Author: Ingrd A. Lilly
Publisher: BRILL
Published: 2012-06-22
Total Pages: 390
ISBN-13: 9004206744
DOWNLOAD EBOOKEmploying text-critical, literary, and codicological analysis, this book shows the significance of Papyrus 967 for understanding the book of Ezekiel's textual transmission and status as a variant literary edition.
Author: Jane Duran
Publisher: Routledge
Published: 2016-02-17
Total Pages: 267
ISBN-13: 1134779542
DOWNLOAD EBOOKNew work on women thinkers often makes the point that philosophical conceptual thought is where we find it, examples such as Simone de Beauvoir and the nineteenth century Black American writer Anna Julia Cooper assure us that there is ample room for the development of philosophy in literary works but as yet there has been no single unifying attempt to trace such projects among a variety of women novelists. This book articulates philosophical concerns in the work of five well known twentieth century women writers, including writers of color. Duran traces the development of philosophical themes - ontological, ethical and feminist - in the writings of Margaret Drabble, Virginia Woolf, Simone de Beauvoir, Toni Cade Bambara and Elena Poniatowska presenting both a general overview of the author's work with an emphasis on traditional philosophical questions and a detailed feminist reading of the work.
Author: Margot Neger
Publisher: Cambridge University Press
Published: 2023-09-30
Total Pages: 357
ISBN-13: 1009294768
DOWNLOAD EBOOKFocusing on intertextuality, this book investigates Pliny the Younger's engagement with other authors and genres in his Epistles.
Author: Sarah Carter
Publisher: Springer Nature
Published: 2021-04-20
Total Pages: 123
ISBN-13: 3030689085
DOWNLOAD EBOOKThis book is an exploration of the viability of applying the post structuralist theory of intertextuality to early modern texts.
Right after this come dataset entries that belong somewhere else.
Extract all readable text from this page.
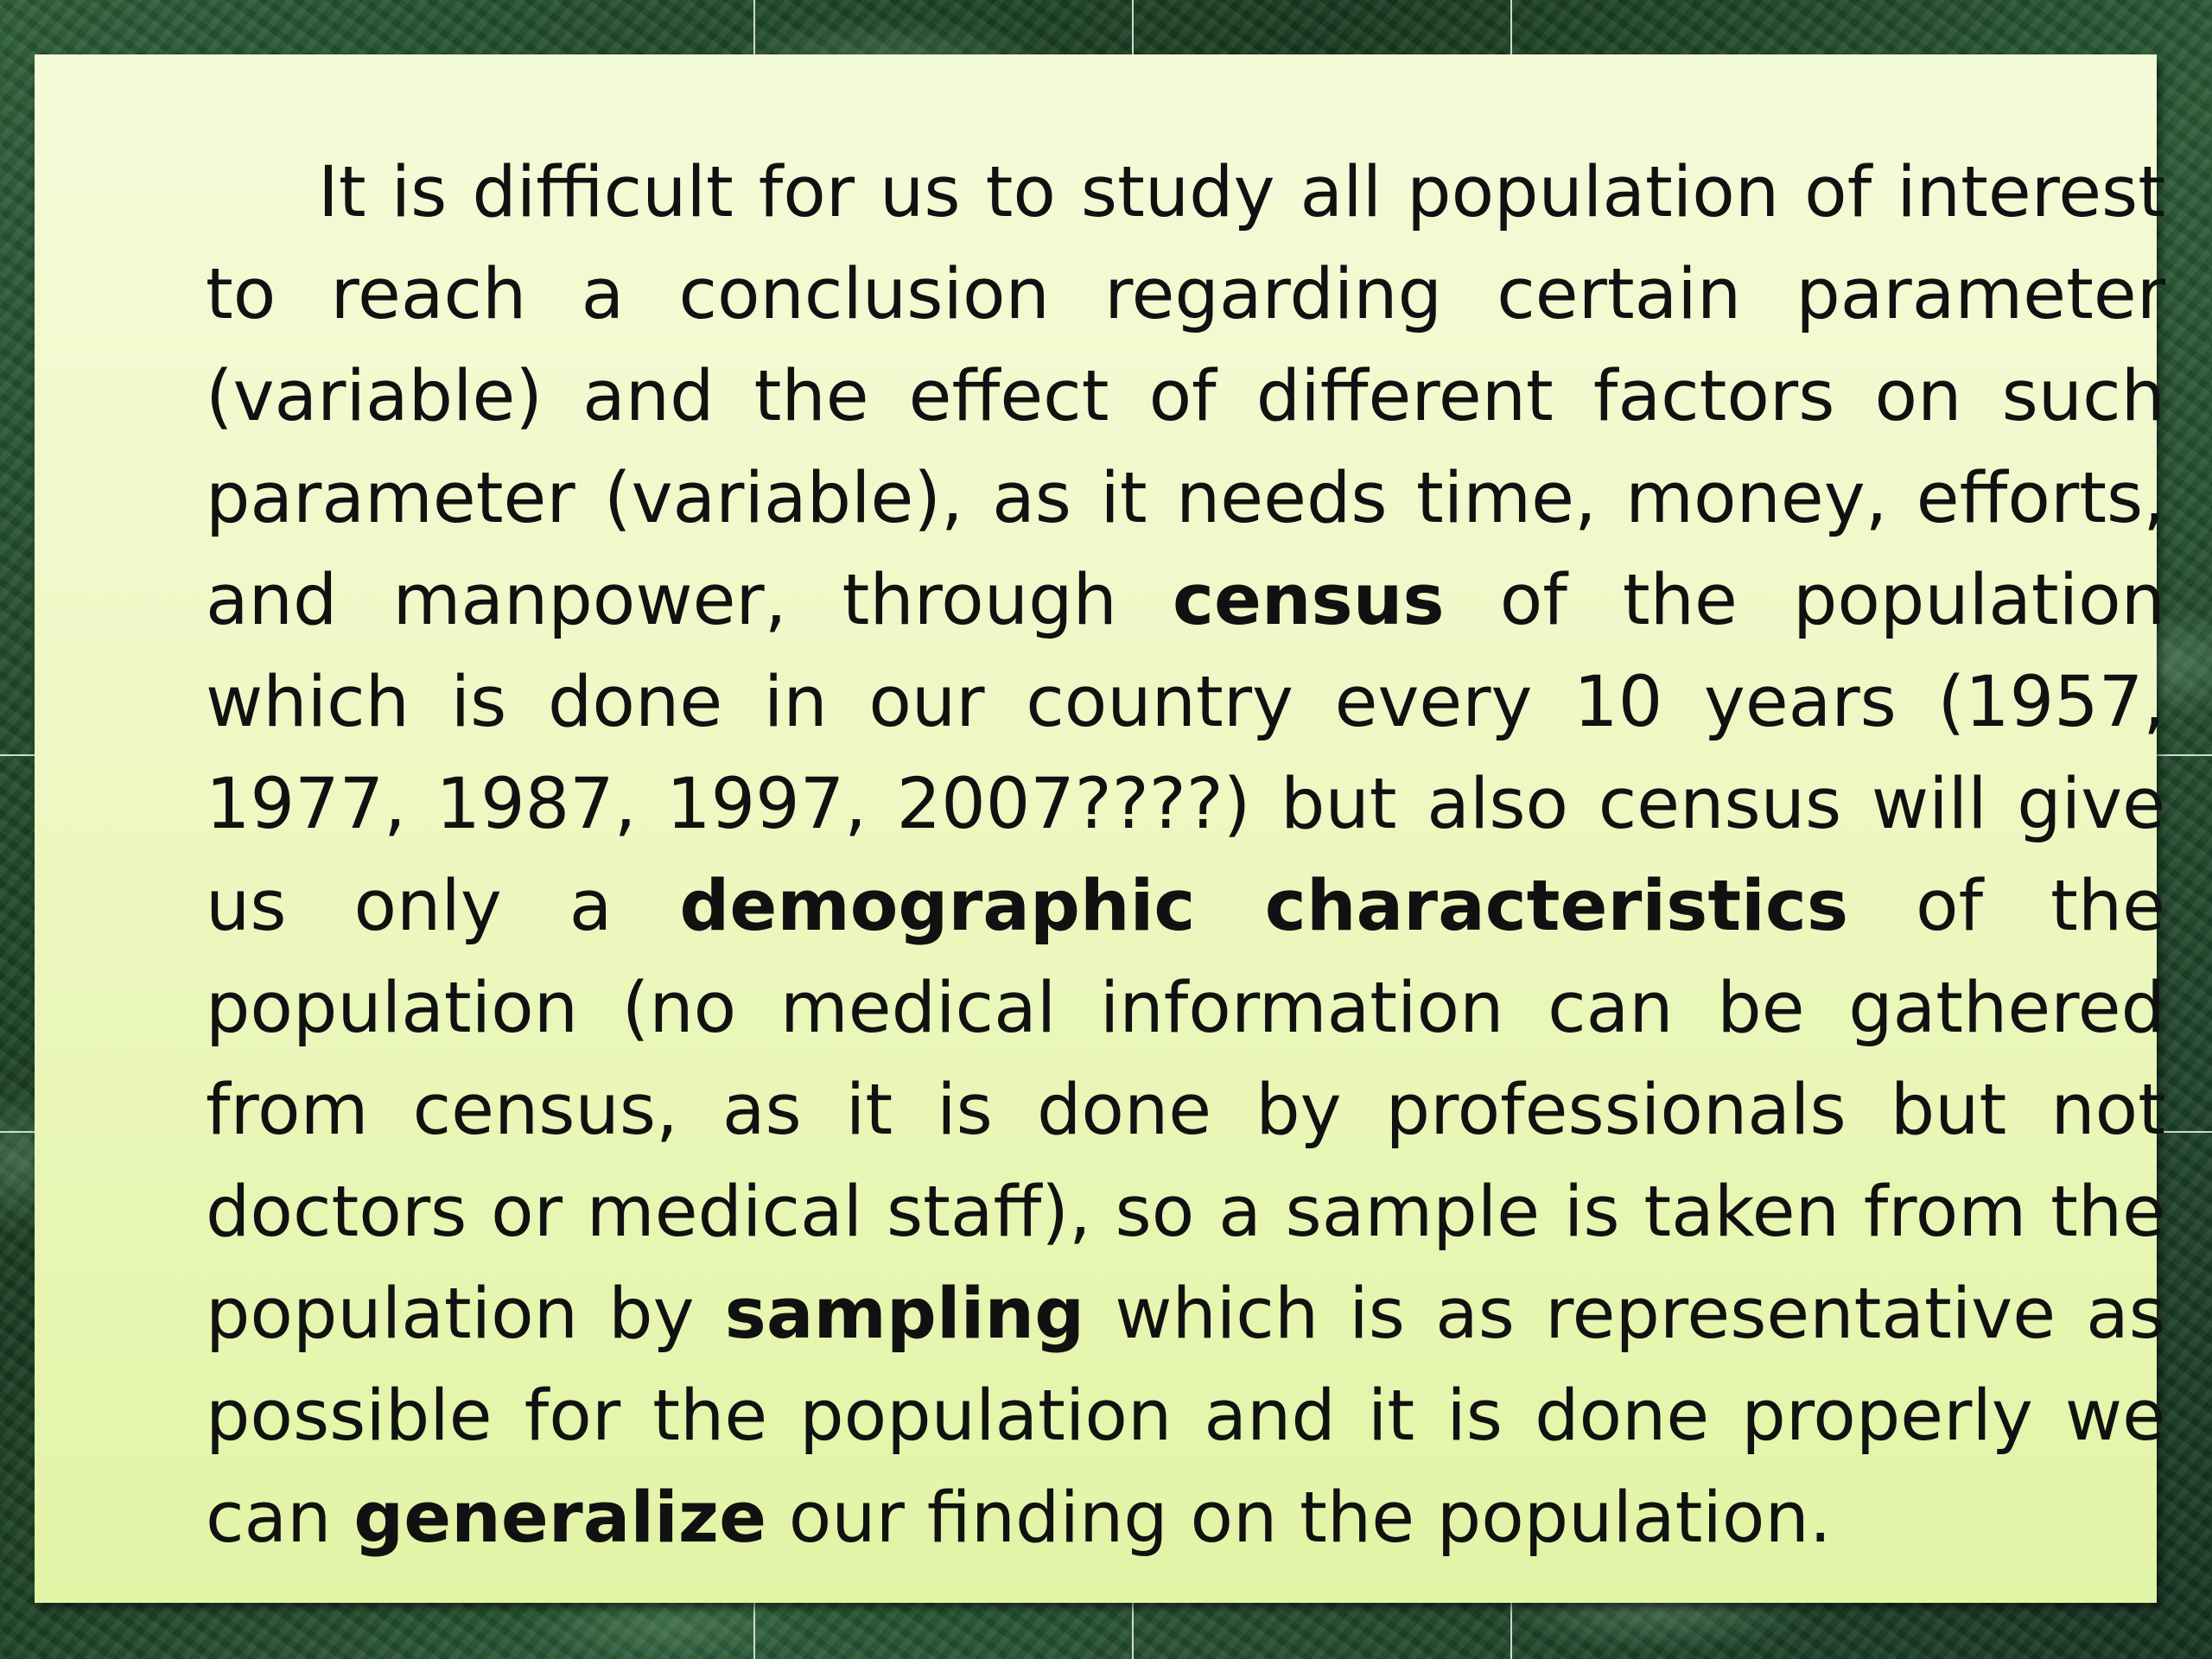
It is difficult for us to study all population of interest to reach a conclusion regarding certain parameter (variable) and the effect of different factors on such parameter (variable), as it needs time, money, efforts, and manpower, through census of the population which is done in our country every 10 years (1957, 1977, 1987, 1997, 2007????) but also census will give us only a demographic characteristics of the population (no medical information can be gathered from census, as it is done by professionals but not doctors or medical staff), so a sample is taken from the population by sampling which is as representative as possible for the population and it is done properly we can generalize our finding on the population.
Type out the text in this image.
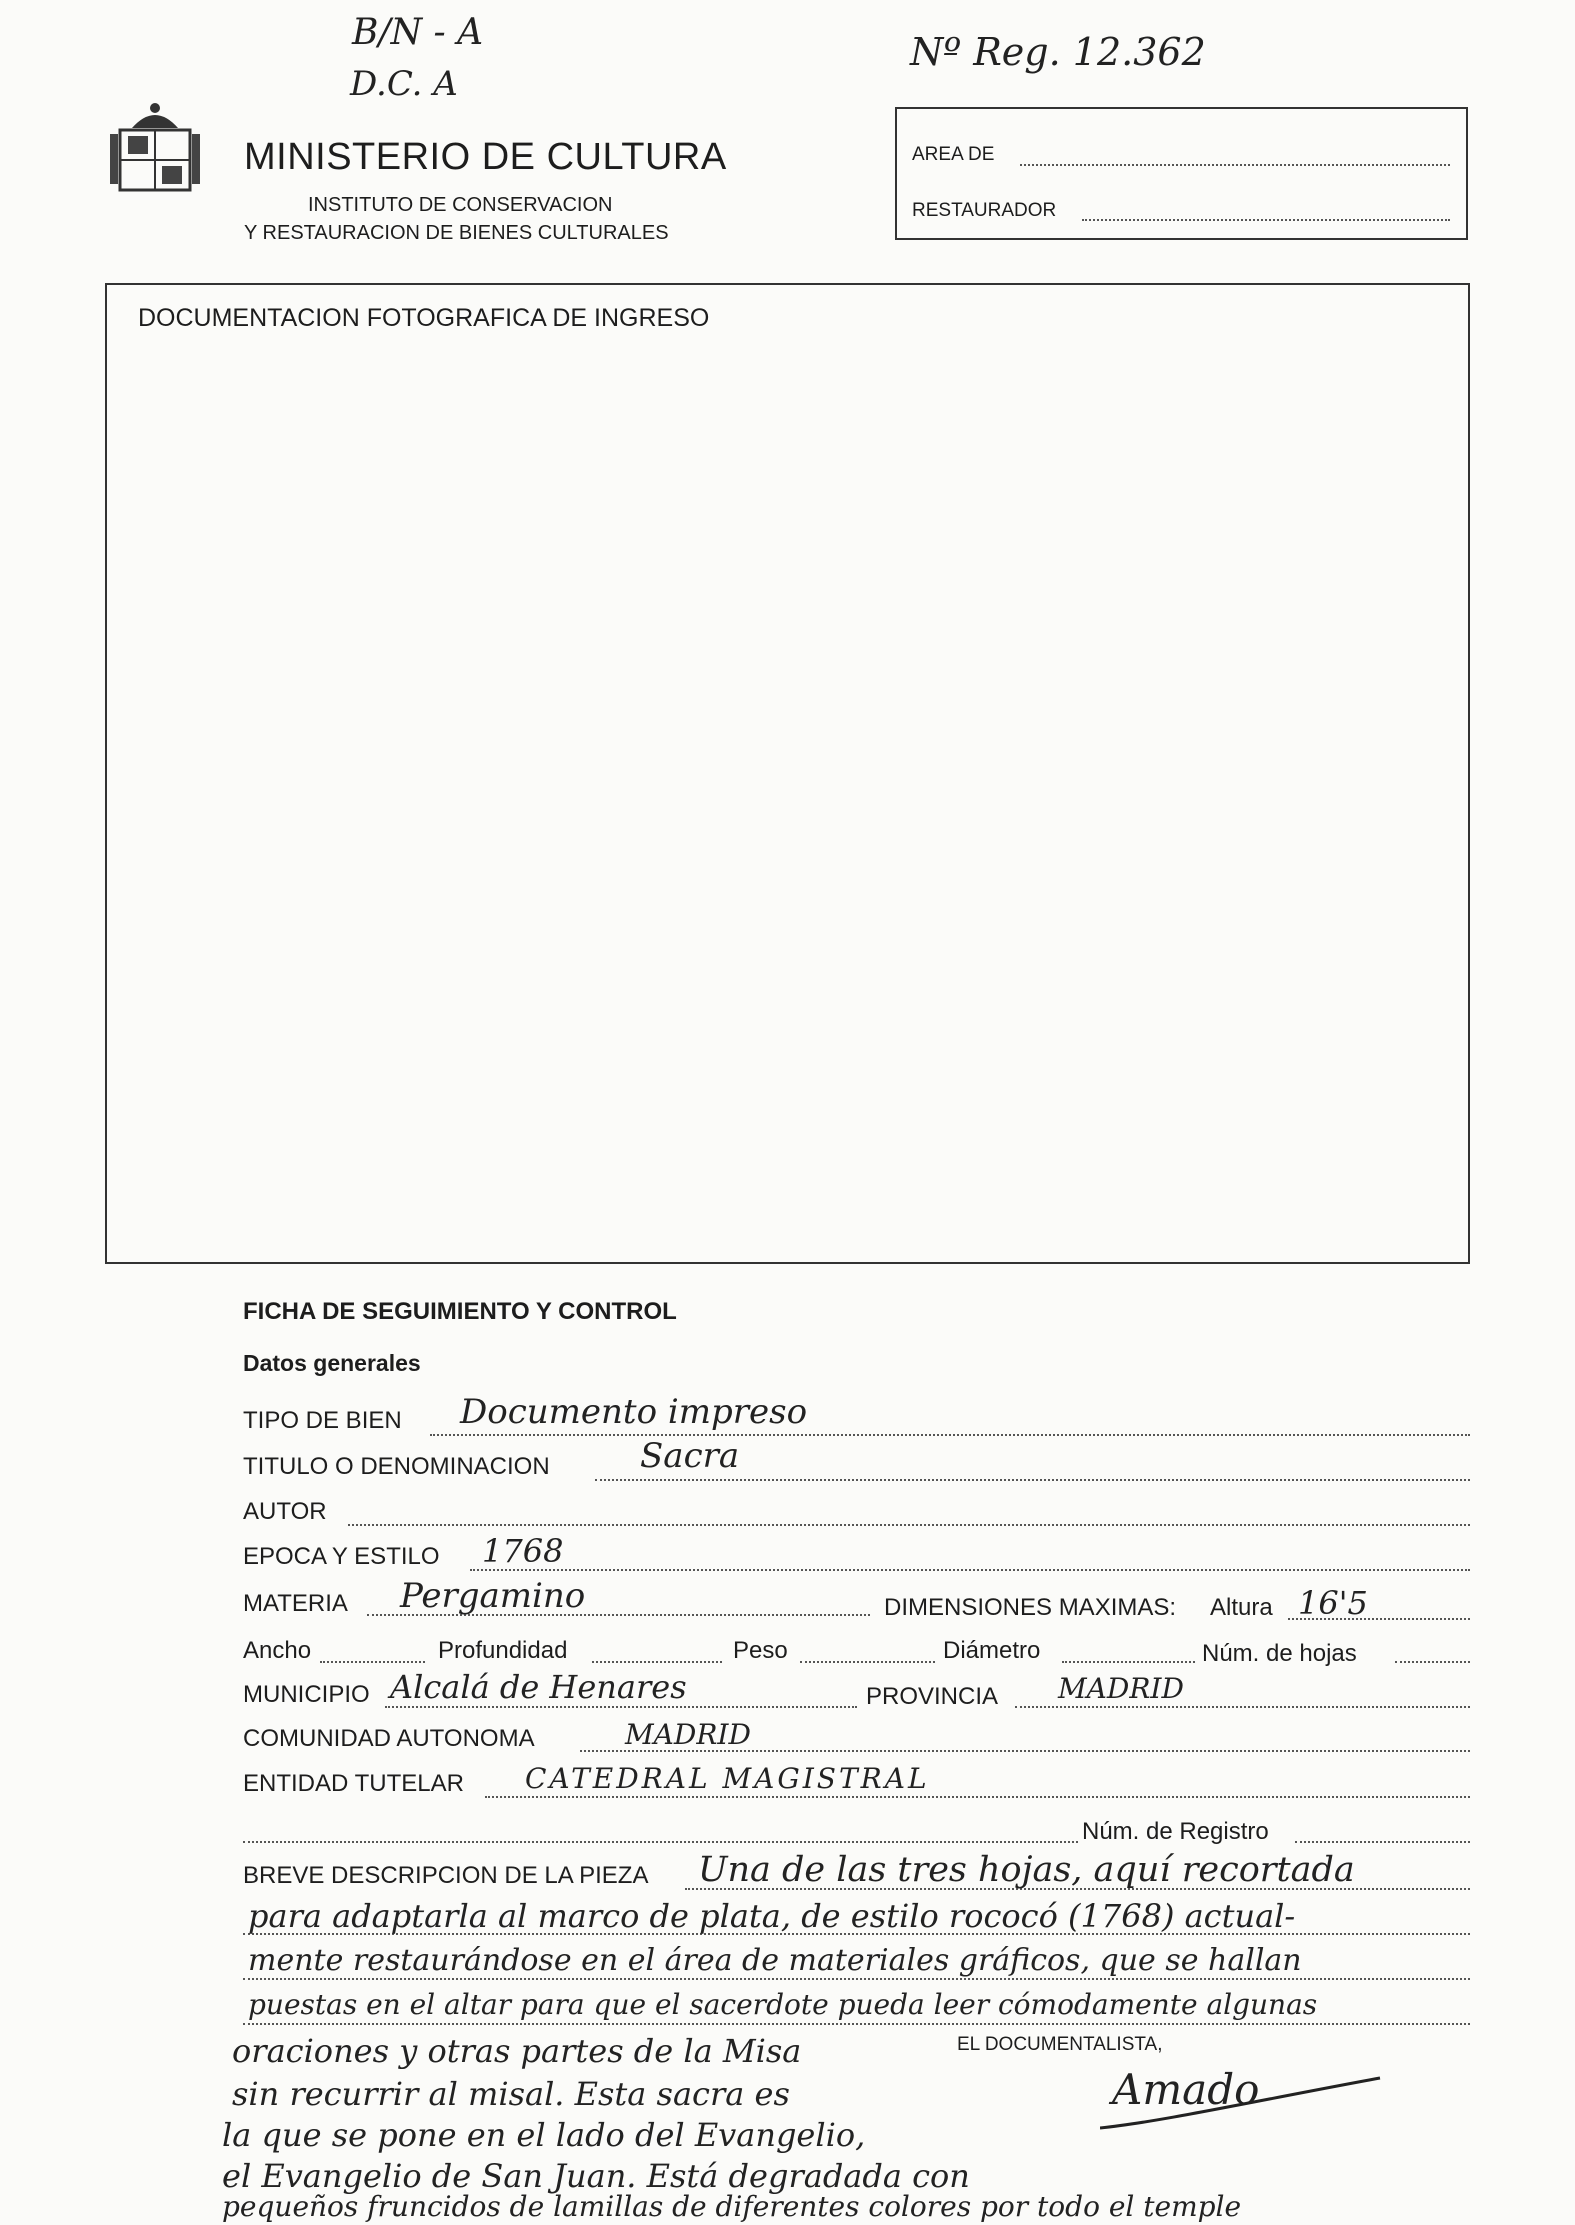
B/N - A
D.C. A
Nº Reg. 12.362
MINISTERIO DE CULTURA
INSTITUTO DE CONSERVACION
Y RESTAURACION DE BIENES CULTURALES
AREA DE
RESTAURADOR
DOCUMENTACION FOTOGRAFICA DE INGRESO
FICHA DE SEGUIMIENTO Y CONTROL
Datos generales
TIPO DE BIEN Documento impreso
TITULO O DENOMINACION	Sacra
AUTOR
EPOCA Y ESTILO 1768
MATERIA Pergamino	DIMENSIONES MAXIMAS: Altura 16'5
Ancho	Profundidad	Peso	Diámetro	Núm. de hojas
MUNICIPIO Alcalá de Henares	PROVINCIA MADRID
COMUNIDAD AUTONOMA	MADRID
ENTIDAD TUTELAR CATEDRAL MAGISTRAL
Núm. de Registro
BREVE DESCRIPCION DE LA PIEZA Una de las tres hojas, aquí recortada
para adaptarla al marco de plata, de estilo rococó (1768) actual-
mente restaurándose en el área de materiales gráficos, que se hallan
puestas en el altar para que el sacerdote pueda leer cómodamente algunas
oraciones y otras partes de la Misa
sin recurrir al misal. Esta sacra es
la que se pone en el lado del Evangelio,
el Evangelio de San Juan. Está degradada con
pequeños fruncidos de lamillas de diferentes colores por todo el temple
EL DOCUMENTALISTA,
Amado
It suggests that a return to a more theorised understanding of intertextuality, as that outlined by Julia Kristeva and Roland Barthes, is more productive than an interpretation which merely identifies ‘source’ texts. The book analyses several key early modern texts through this lens, arguing that the period’s conscious focus on and prioritisation of the creative imitation of classical and contemporary European texts makes it a particularly fertile era for intertextual reading. This analysis includes discussion of early modern creative writers’ utilisation of classical mythology, allegory, folklore, parody, and satire, in works by William Shakespeare, Sir Francis Bacon, John Milton, George Peele, Thomas Lodge, Christopher Marlowe, Francis Beaumont, and Ben Jonson, and foregrounds how meaning is created and conveyed by the interplay of texts and the movement between narrative systems. This book will be of interest to undergraduate and postgraduate students of early modern literature, as well as early modern scholars.